Text by CLOT Magazine
To be able to express ourselves is a wondrous ability with which we humans have been bestowed. The faces we make, how we dress, dance, and make music all represent who we are as individuals and also capture a moment in time; our emotional states. Next month, this concept of “emotional states” will be explored by 40 different countries, cities, and territories as part of London’s 2018 instalments of the Design Biennale.
From the 4th to the 23rd of September, this exhibit of international proportions will display leading regional design talent at Somerset House in Covent Garden. The Biennale seeks to demonstrate how design influences our emotions and every aspect of our lives.
Installations will cumulatively probe at seven distinct emotional states, anger, contempt, disgust, fear, happiness, sadness, and surprise, chosen due to their universality in the animal kingdom, as outlined in Charles Darwin’s book The Expression of the Emotions in Man and Animal.
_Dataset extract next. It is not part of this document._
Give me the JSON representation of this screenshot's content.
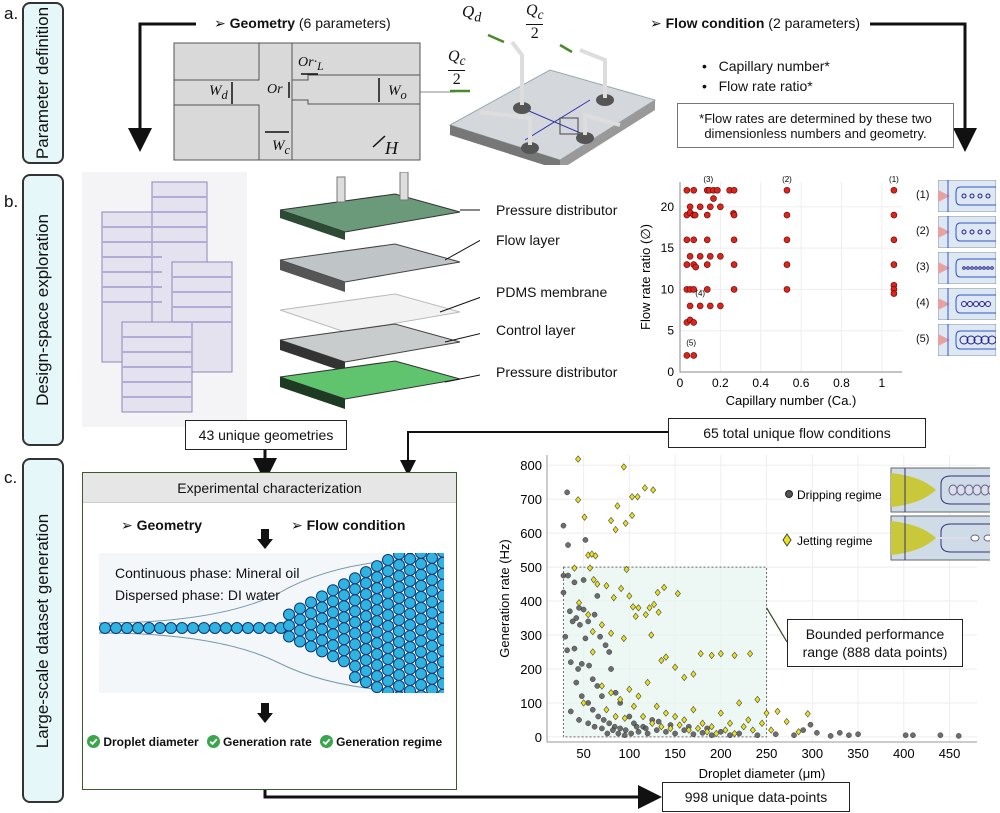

The works showcased will be interactive, prompting viewers to consider the ways in which design actively communicates with us.
This year’s Advisory Committee and Jury comprises several well-established experts and will award Medals to those design teams that provided the most significant contributions. Jury members include Paola Antonelli, Director of Research and Development at the Museum of Modern Art, New York, Dr Tristram Hunt, Director of London’s Victoria and Albert Museum, and Hadeel Ibrahim, Board Director of the Mo Ibrahim Foundation, based in London.
An installation worth checking out might be the Refugee’s Pavilion, which will present objects designed by displaced people. This crucial contribution to 2018’s London Design Biennale will investigate an incredibly sensitive and topical corner of the design, ever-important, seeing as how survival tools are designed can irrevocably alter how human migration develops.
Nicole L’huillier, recently featured in CLOT Magazine, is collaborating in the Greek pavilion. The kinetic installation called ΑΝΥΠΑΚΟΗ (Disobedience) will be the centrepiece project on display in the courtyard of Somerset House.